Mit geschlossenen Augen lasse ich mich am Fuß des Baumes nieder und suche nach meinem Handy, um ihn anzurufen. Bis mir einfällt, dass ich es im Hotel auf der Kommode liegen lassen habe. Unruhig schaue ich mich um und mir laufen Stille Tränen über die Wangen.

Es ist einfach schrecklich, was dieser eine Abend angerichtet hat.

Ich versuche meine Konzentration auf das Zwitschern der Vögel und das Rauschen des Windes zu lenken und lege den Kopf in den Nacken. Atme fokussiert ein und aus und zähle innerlich bis hundert.

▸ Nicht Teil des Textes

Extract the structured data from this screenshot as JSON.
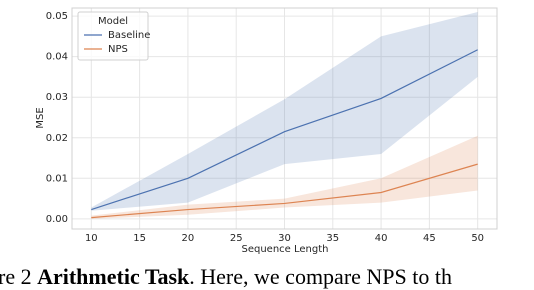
{
  "chart_data": {
    "type": "line",
    "x_label": "Sequence Length",
    "y_label": "MSE",
    "x": [
      10,
      20,
      30,
      40,
      50
    ],
    "series": [
      {
        "name": "Baseline",
        "color": "#4c72b0",
        "values": [
          0.0023,
          0.01,
          0.0215,
          0.0297,
          0.0417
        ],
        "lower": [
          0.002,
          0.004,
          0.0135,
          0.016,
          0.035
        ],
        "upper": [
          0.0028,
          0.016,
          0.0295,
          0.045,
          0.051
        ]
      },
      {
        "name": "NPS",
        "color": "#dd8452",
        "values": [
          0.0003,
          0.0023,
          0.0038,
          0.0065,
          0.0135
        ],
        "lower": [
          0.0,
          0.001,
          0.0028,
          0.004,
          0.007
        ],
        "upper": [
          0.0008,
          0.0035,
          0.005,
          0.01,
          0.0205
        ]
      }
    ],
    "legend_title": "Model",
    "legend": "upper-left",
    "grid": true,
    "xlim": [
      8,
      52
    ],
    "xticks": [
      10,
      15,
      20,
      25,
      30,
      35,
      40,
      45,
      50
    ],
    "ylim": [
      -0.0025,
      0.052
    ],
    "yticks": [
      {
        "value": 0,
        "label": "0.00"
      },
      0.01,
      0.02,
      0.03,
      0.04,
      0.05
    ]
  },
  "caption": {
    "start": "re 2 ",
    "bold": "Arithmetic Task",
    "rest": ". Here, we compare NPS to th"
  }
}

Erschrocken öffne ich die Augen, als ich eine warme Hand auf meiner Schulter spüre und erst jetzt nehme ich die zarte Stimme einer jungen Frau wahr, die neben mir in die Hocke gegangen ist. „Geht es dir gut?" fragt sie vorsichtig und ich schüttle langsam den Kopf. „Ich habe eine Panikattacke..." erkläre ich ihr und sie nickt wissend, lässt sich neben mir nieder und greift nach meiner Hand. „Ich kenne das. Mir geht es auch ab und zu so... Zusammen schaffen wir das! Ich bin Kyra." erstaunt schaue ich die Frau zu meiner Linken an und lächle freundlich.

Wir sitzen eine Weile da und sie unterstützt mich wirklich so toll, dass das erdrückende Gefühl allmählich nachlässt und ich wieder richtig atmen kann. Ich glaube ich habe noch nie so viel Dankbarkeit einer fremden Person gegenüber empfunden wie Kyra, weil sie nicht einfach weiter gegangen ist und für mich da war.

„Hast du zufällig ein Handy dabei?" frage ich nach einiger Zeit und sie holt ohne mit der Wimper zu zucken ihr Smartphone aus der Tasche, reicht es mir und entsperrt es.